Poster
in
Workshop: Machine Learning in Structural Biology Workshop
A framework for conditional diffusion modelling with applications in protein design
Kieran Didi · Francisco Vargas · Simon Mathis · Vincent Dutordoir · Emile Mathieu · Urszula Julia Komorowska · Pietro LiĆ³
Many protein design applications, such as binder or enzyme design, require scaffolding a structural motif with high precision. Generative modelling paradigms based on denoising diffusion processes emerged as a leading candidate to address this motif scaffolding problem and have shown early experimental success in some cases.

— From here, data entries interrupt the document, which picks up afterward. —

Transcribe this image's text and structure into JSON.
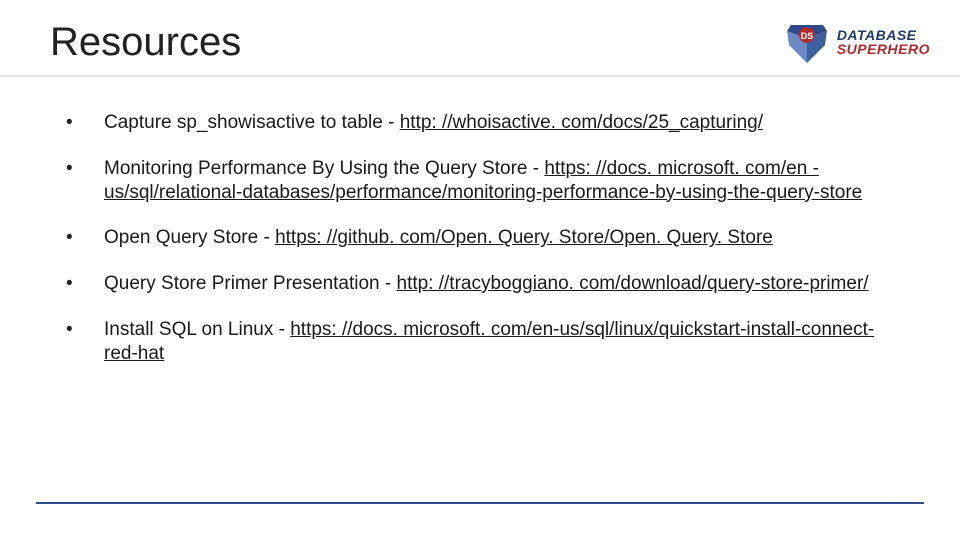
{
  "header": {
    "title": "Resources",
    "logo_line1": "DATABASE",
    "logo_line2": "SUPERHERO"
  },
  "bullets": [
    {
      "text": "Capture sp_showisactive to table - ",
      "link": "http: //whoisactive. com/docs/25_capturing/"
    },
    {
      "text": "Monitoring Performance By Using the Query Store - ",
      "link": "https: //docs. microsoft. com/en -us/sql/relational-databases/performance/monitoring-performance-by-using-the-query-store"
    },
    {
      "text": "Open Query Store - ",
      "link": "https: //github. com/Open. Query. Store/Open. Query. Store"
    },
    {
      "text": "Query Store Primer Presentation - ",
      "link": "http: //tracyboggiano. com/download/query-store-primer/"
    },
    {
      "text": "Install SQL on Linux - ",
      "link": "https: //docs. microsoft. com/en-us/sql/linux/quickstart-install-connect-red-hat"
    }
  ]
}
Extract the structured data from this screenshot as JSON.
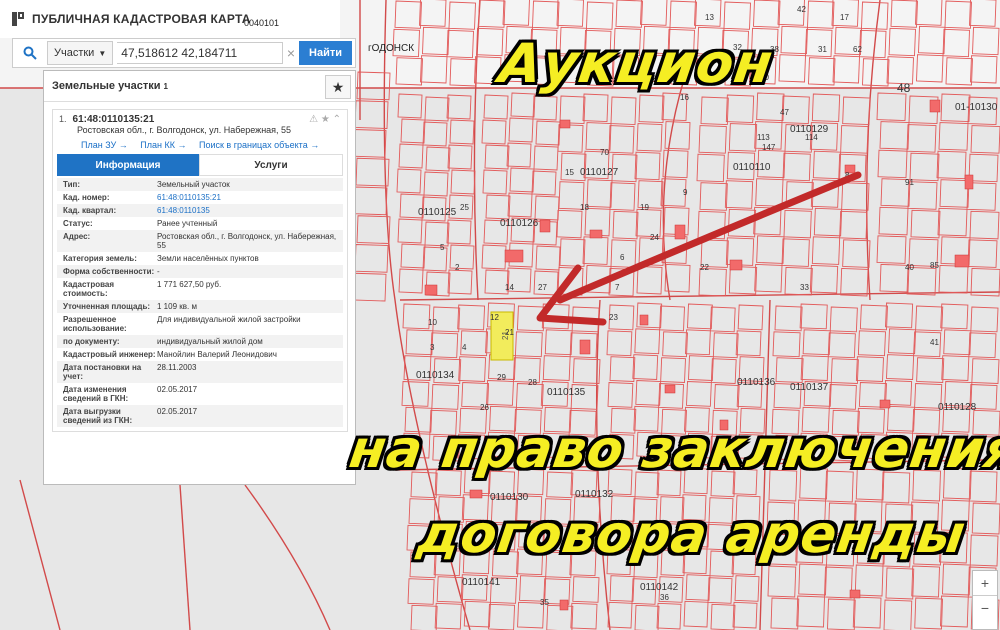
{
  "header": {
    "title": "ПУБЛИЧНАЯ КАДАСТРОВАЯ КАРТА"
  },
  "search": {
    "type_label": "Участки",
    "value": "47,518612 42,184711",
    "find_label": "Найти"
  },
  "map_top_text": {
    "city": "гОДОНСК",
    "quarter_top": "0040101"
  },
  "panel": {
    "heading": "Земельные участки",
    "heading_count": "1",
    "card": {
      "index": "1.",
      "cad_number": "61:48:0110135:21",
      "address": "Ростовская обл., г. Волгодонск, ул. Набережная, 55",
      "links": [
        "План ЗУ →",
        "План КК →",
        "Поиск в границах объекта →"
      ],
      "tabs": [
        "Информация",
        "Услуги"
      ],
      "rows": [
        {
          "k": "Тип:",
          "v": "Земельный участок"
        },
        {
          "k": "Кад. номер:",
          "v": "61:48:0110135:21"
        },
        {
          "k": "Кад. квартал:",
          "v": "61:48:0110135"
        },
        {
          "k": "Статус:",
          "v": "Ранее учтенный"
        },
        {
          "k": "Адрес:",
          "v": "Ростовская обл., г. Волгодонск, ул. Набережная, 55"
        },
        {
          "k": "Категория земель:",
          "v": "Земли населённых пунктов"
        },
        {
          "k": "Форма собственности:",
          "v": "-"
        },
        {
          "k": "Кадастровая стоимость:",
          "v": "1 771 627,50 руб."
        },
        {
          "k": "Уточненная площадь:",
          "v": "1 109 кв. м"
        },
        {
          "k": "Разрешенное использование:",
          "v": "Для индивидуальной жилой застройки"
        },
        {
          "k": "по документу:",
          "v": "индивидуальный жилой дом"
        },
        {
          "k": "Кадастровый инженер:",
          "v": "Манойлин Валерий Леонидович"
        },
        {
          "k": "Дата постановки на учет:",
          "v": "28.11.2003"
        },
        {
          "k": "Дата изменения сведений в ГКН:",
          "v": "02.05.2017"
        },
        {
          "k": "Дата выгрузки сведений из ГКН:",
          "v": "02.05.2017"
        }
      ]
    }
  },
  "overlay": {
    "line1": "Аукцион",
    "line2": "на право заключения",
    "line3": "договора аренды"
  },
  "map_labels": {
    "quarters": [
      "0110129",
      "0110127",
      "0110125",
      "0110126",
      "0110134",
      "0110135",
      "0110137",
      "0110136",
      "0110132",
      "0110130",
      "0110141",
      "0110142",
      "01-10130",
      "0110110",
      "0110128"
    ],
    "parcels": [
      "48",
      "62",
      "42",
      "31",
      "38",
      "30",
      "13",
      "17",
      "12",
      "10",
      "9",
      "8",
      "15",
      "23",
      "28",
      "21",
      "29",
      "35",
      "36",
      "91",
      "85",
      "26",
      "27",
      "70",
      "3",
      "4",
      "2",
      "5",
      "6",
      "7",
      "14",
      "16",
      "18",
      "19",
      "22",
      "24",
      "25",
      "32",
      "33",
      "40",
      "41",
      "47",
      "113",
      "114",
      "147"
    ]
  },
  "colors": {
    "parcel_line": "#e34a4a",
    "highlight": "#f2ec5c",
    "arrow": "#c42a2a",
    "overlay_text": "#f5ee23",
    "accent": "#1f73c5"
  },
  "icons": [
    "logo-icon",
    "search-icon",
    "clear-icon",
    "star-icon",
    "zoom-in-icon",
    "zoom-out-icon"
  ],
  "zoom": {
    "plus": "+",
    "minus": "−"
  }
}
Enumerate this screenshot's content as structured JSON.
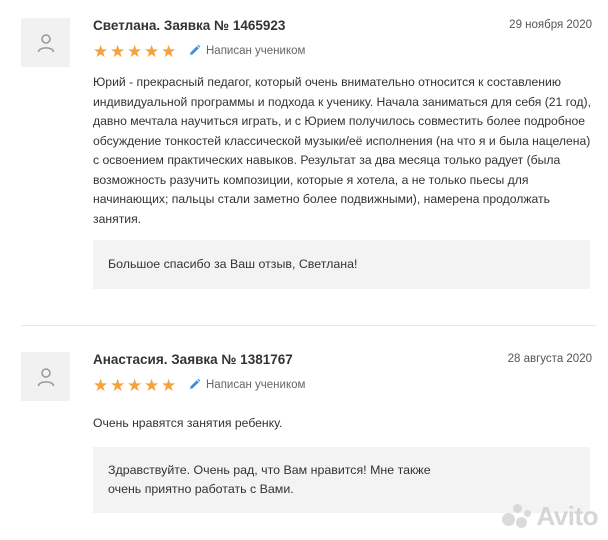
{
  "reviews": [
    {
      "name": "Светлана. Заявка № 1465923",
      "date": "29 ноября 2020",
      "rating": 5,
      "badge": "Написан учеником",
      "text": "Юрий - прекрасный педагог, который очень внимательно относится к составлению индивидуальной программы и подхода к ученику. Начала заниматься для себя (21 год), давно мечтала научиться играть, и с Юрием получилось совместить более подробное обсуждение тонкостей классической музыки/её исполнения (на что я и была нацелена) с освоением практических навыков. Результат за два месяца только радует (была возможность разучить композиции, которые я хотела, а не только пьесы для начинающих; пальцы стали заметно более подвижными), намерена продолжать занятия.",
      "reply": "Большое спасибо за Ваш отзыв, Светлана!"
    },
    {
      "name": "Анастасия. Заявка № 1381767",
      "date": "28 августа 2020",
      "rating": 5,
      "badge": "Написан учеником",
      "text": "Очень нравятся занятия ребенку.",
      "reply": "Здравствуйте. Очень рад, что Вам нравится! Мне также очень приятно работать с Вами."
    }
  ],
  "watermark": "Avito",
  "colors": {
    "star": "#f7a13c",
    "reply_bg": "#f3f3f3",
    "avatar_bg": "#f1f1f1"
  },
  "icons": {
    "avatar": "user-icon",
    "badge": "pencil-icon",
    "star": "star-icon"
  }
}
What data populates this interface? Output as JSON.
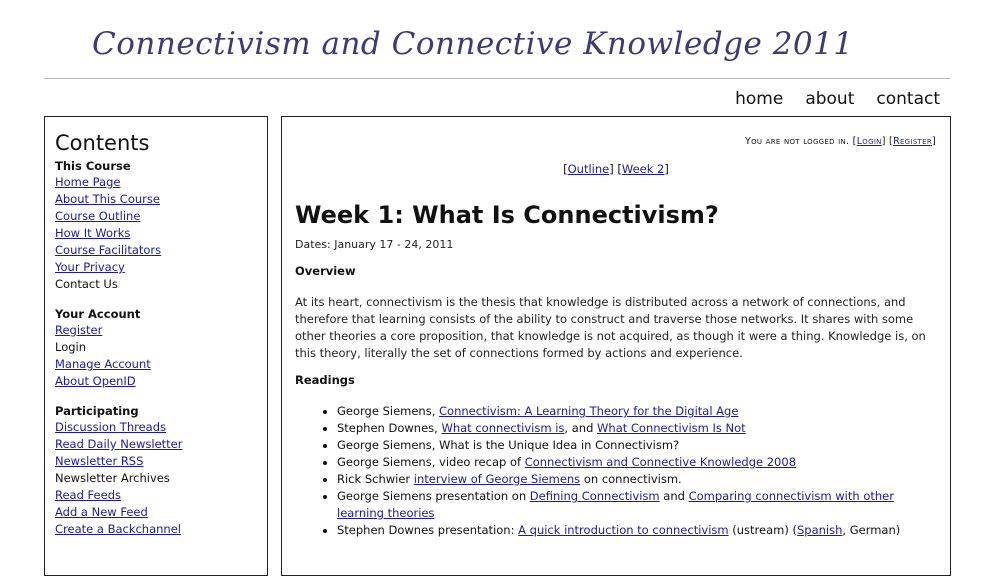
{
  "site": {
    "title": "Connectivism and Connective Knowledge 2011",
    "nav": [
      "home",
      "about",
      "contact"
    ]
  },
  "sidebar": {
    "heading": "Contents",
    "sections": [
      {
        "title": "This Course",
        "items": [
          {
            "label": "Home Page",
            "link": true
          },
          {
            "label": "About This Course",
            "link": true
          },
          {
            "label": "Course Outline",
            "link": true
          },
          {
            "label": "How It Works",
            "link": true
          },
          {
            "label": "Course Facilitators",
            "link": true
          },
          {
            "label": "Your Privacy",
            "link": true
          },
          {
            "label": "Contact Us",
            "link": false
          }
        ]
      },
      {
        "title": "Your Account",
        "items": [
          {
            "label": "Register",
            "link": true
          },
          {
            "label": "Login",
            "link": false
          },
          {
            "label": "Manage Account",
            "link": true
          },
          {
            "label": "About OpenID",
            "link": true
          }
        ]
      },
      {
        "title": "Participating",
        "items": [
          {
            "label": "Discussion Threads",
            "link": true
          },
          {
            "label": "Read Daily Newsletter",
            "link": true
          },
          {
            "label": "Newsletter RSS",
            "link": true
          },
          {
            "label": "Newsletter Archives",
            "link": false
          },
          {
            "label": "Read Feeds",
            "link": true
          },
          {
            "label": "Add a New Feed",
            "link": true
          },
          {
            "label": "Create a Backchannel",
            "link": true
          }
        ]
      }
    ]
  },
  "main": {
    "login_status": {
      "text": "You are not logged in.",
      "login": "Login",
      "register": "Register"
    },
    "breadcrumbs": [
      "Outline",
      "Week 2"
    ],
    "title": "Week 1: What Is Connectivism?",
    "dates": "Dates: January 17 - 24, 2011",
    "overview_heading": "Overview",
    "overview_text": "At its heart, connectivism is the thesis that knowledge is distributed across a network of connections, and therefore that learning consists of the ability to construct and traverse those networks. It shares with some other theories a core proposition, that knowledge is not acquired, as though it were a thing. Knowledge is, on this theory, literally the set of connections formed by actions and experience.",
    "readings_heading": "Readings",
    "readings": [
      {
        "parts": [
          {
            "t": "George Siemens, "
          },
          {
            "t": "Connectivism: A Learning Theory for the Digital Age",
            "link": true
          }
        ]
      },
      {
        "parts": [
          {
            "t": "Stephen Downes, "
          },
          {
            "t": "What connectivism is",
            "link": true
          },
          {
            "t": ", and "
          },
          {
            "t": "What Connectivism Is Not",
            "link": true
          }
        ]
      },
      {
        "parts": [
          {
            "t": "George Siemens, What is the Unique Idea in Connectivism?"
          }
        ]
      },
      {
        "parts": [
          {
            "t": "George Siemens, video recap of "
          },
          {
            "t": "Connectivism and Connective Knowledge 2008",
            "link": true
          }
        ]
      },
      {
        "parts": [
          {
            "t": "Rick Schwier "
          },
          {
            "t": "interview of George Siemens",
            "link": true
          },
          {
            "t": " on connectivism."
          }
        ]
      },
      {
        "parts": [
          {
            "t": "George Siemens presentation on "
          },
          {
            "t": "Defining Connectivism",
            "link": true
          },
          {
            "t": " and "
          },
          {
            "t": "Comparing connectivism with other learning theories",
            "link": true
          }
        ]
      },
      {
        "parts": [
          {
            "t": "Stephen Downes presentation: "
          },
          {
            "t": "A quick introduction to connectivism",
            "link": true
          },
          {
            "t": " (ustream) ("
          },
          {
            "t": "Spanish",
            "link": true
          },
          {
            "t": ", German)"
          }
        ]
      }
    ]
  }
}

In the diffusion paradigm, motif scaffolding is treated as a conditional generation task, and several conditional generation protocols were proposed or imported from the Computer Vision literature.However, most of these protocols are motivated heuristically, e.g. via analogies to Langevin dynamics, and lack a unifying framework, obscuring connections between the different approaches.In this work, we unify conditional training and conditional sampling procedures under one common framework based on the mathematically well-understood Doob's h-transform. This new perspective allows us to draw connections between existing methods and propose a new conditional training protocol. We illustrate the effectiveness of this new protocol in both, image outpainting and motif scaffolding and find that it outperforms standard methods.